Kevin believes it was God.  There was a pause, and he responded, “Yeah I am interested, but you know they don’t want a pastor. What would it look like?”

He said it was like a light turned on in the room, and a Bible opened to the end of Acts 2, where Luke describes the formation of the early church. Two things jumped out at him.  They ate together and, if anyone had a need, they took care of each other.

“Looking back, I think Big Table is exactly that idea,” he said.

It consists of sharing a meal together and taking care of each others’ needs.

Big Table holds free, six-course dinners, prepared by top local chefs every other month.  The meals are served around a table that seats 44 people.  The table, built specifically for this purpose, moves from location to location.  Anyone in the restaurant business, wait staff to owners, is eligible for an invitation.

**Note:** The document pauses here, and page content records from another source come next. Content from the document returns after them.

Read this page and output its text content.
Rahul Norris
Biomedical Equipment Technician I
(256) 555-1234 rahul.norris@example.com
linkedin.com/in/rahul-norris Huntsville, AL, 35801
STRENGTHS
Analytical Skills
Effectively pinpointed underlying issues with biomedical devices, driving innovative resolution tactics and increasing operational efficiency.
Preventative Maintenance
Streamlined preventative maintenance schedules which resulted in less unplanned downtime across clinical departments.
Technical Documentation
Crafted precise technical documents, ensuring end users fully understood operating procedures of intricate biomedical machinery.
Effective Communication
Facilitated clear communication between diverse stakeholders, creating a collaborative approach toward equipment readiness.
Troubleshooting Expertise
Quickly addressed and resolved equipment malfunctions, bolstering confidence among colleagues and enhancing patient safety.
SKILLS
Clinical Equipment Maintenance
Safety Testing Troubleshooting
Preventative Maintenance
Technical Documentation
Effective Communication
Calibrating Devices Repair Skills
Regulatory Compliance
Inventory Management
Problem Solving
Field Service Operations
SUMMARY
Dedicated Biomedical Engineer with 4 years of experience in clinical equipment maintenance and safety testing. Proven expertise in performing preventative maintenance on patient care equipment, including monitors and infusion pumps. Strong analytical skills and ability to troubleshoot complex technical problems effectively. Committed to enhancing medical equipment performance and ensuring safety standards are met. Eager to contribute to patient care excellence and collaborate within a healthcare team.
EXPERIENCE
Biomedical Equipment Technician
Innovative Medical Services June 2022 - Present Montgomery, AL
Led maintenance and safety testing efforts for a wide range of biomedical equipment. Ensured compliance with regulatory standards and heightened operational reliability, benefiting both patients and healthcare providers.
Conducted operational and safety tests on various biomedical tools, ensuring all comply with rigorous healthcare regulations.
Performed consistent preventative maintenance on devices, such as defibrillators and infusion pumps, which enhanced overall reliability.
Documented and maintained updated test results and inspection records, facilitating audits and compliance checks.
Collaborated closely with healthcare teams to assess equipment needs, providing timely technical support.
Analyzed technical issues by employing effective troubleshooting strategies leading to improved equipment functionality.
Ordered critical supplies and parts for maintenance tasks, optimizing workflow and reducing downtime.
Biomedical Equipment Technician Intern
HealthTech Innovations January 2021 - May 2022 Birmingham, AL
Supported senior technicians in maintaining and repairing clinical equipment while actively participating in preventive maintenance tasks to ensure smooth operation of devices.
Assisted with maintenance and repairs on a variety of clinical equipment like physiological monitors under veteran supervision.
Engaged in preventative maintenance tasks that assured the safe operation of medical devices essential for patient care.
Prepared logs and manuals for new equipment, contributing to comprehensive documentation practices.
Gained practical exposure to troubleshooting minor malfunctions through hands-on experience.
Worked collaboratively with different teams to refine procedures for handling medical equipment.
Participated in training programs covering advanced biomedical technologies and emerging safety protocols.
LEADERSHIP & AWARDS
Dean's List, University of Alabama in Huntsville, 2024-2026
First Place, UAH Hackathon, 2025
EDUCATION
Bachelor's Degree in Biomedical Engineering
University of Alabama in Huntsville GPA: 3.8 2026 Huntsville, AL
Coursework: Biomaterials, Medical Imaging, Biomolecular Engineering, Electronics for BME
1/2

For the first few dinners, Kevin invited people he knew as a food critic.  As Big Table’s name spread, more have become interested.  At the end of each dinner, guests suggest people to invite.   Now many of the guests are people Kevin never met before.

For the last dinner, there was a list of 150 people who could be invited for the 44 seats.

Big Table, which is financed by donations, pays for the dinners.  All the chefs but the first one were guests at a dinner and then volunteered to cook one.  Each time about 20 volunteers serve.

To care for needs of people in the restaurant industry, Kevin asks guests for names of people in need in the industry.

While some needs are too large for Big Table to tackle alone, Big Table is committed to doing something in every situation.

“We have replaced stolen computers, fixed cars, given cars, paid bills and done simple things like sending flowers on a hard day, like the anniversary of a death,” Kevin said.

One recent care project was raising tuition money for a woman server, who is going to school to be a dental assistant.  She was in a car accident this fall.  With medical bills and missing time at work, she lacked funds for winter tuition.  Big Table raised $700 for her tuition and books.

“Whether the care is big or small the reaction is the same,” Kevin said.  “People are blown away.  Many start to cry and are speechless.  I think it is because so rarely do we have instances where someone cares for us before we ask.”

For Kevin, Big Table is an experiment in finding a way to let God be God, rather than trying to do God’s job.  In the church, he felt it was his job to save people.

“It’s God’s job to save people, not mine,” he said. 

In the Bible, he sees a stream of blessing starting with God blessing Abraham so, according to Genesis 12, everyone—not just spiritual insiders—would be blessed.

“I felt God was saying ‘Kevin, your job is to bless people in such unreserved ways without any strings attached that their cynical view of life falls apart in the face of grace and then they have to deal with me, in a good way’,” he said.

At dinners, he talks about the challenges of working in the industry and about the vision of Big Table.  He also shares that he was a pastor for 15 years. In that context of blessing, people no longer react negatively.

“I am not forcing myself or Christianity on people.  I hope if they are interested, I can be a resource,” he said.  “I have fun seeing people come alive spiritually, not because I preached a good sermon or taught a good class, but because we loved them.”

So many people in the industry live close to the edge.

His dream is for Big Table to become a support network and community for people.

He will speak on “The Restaurant Industry: Life Behind The Kitchen Doors and a Big Table” at the Spokane City Forum at 11:45 a.m., Wednesday, Jan. 18, at First Presbyterian Church.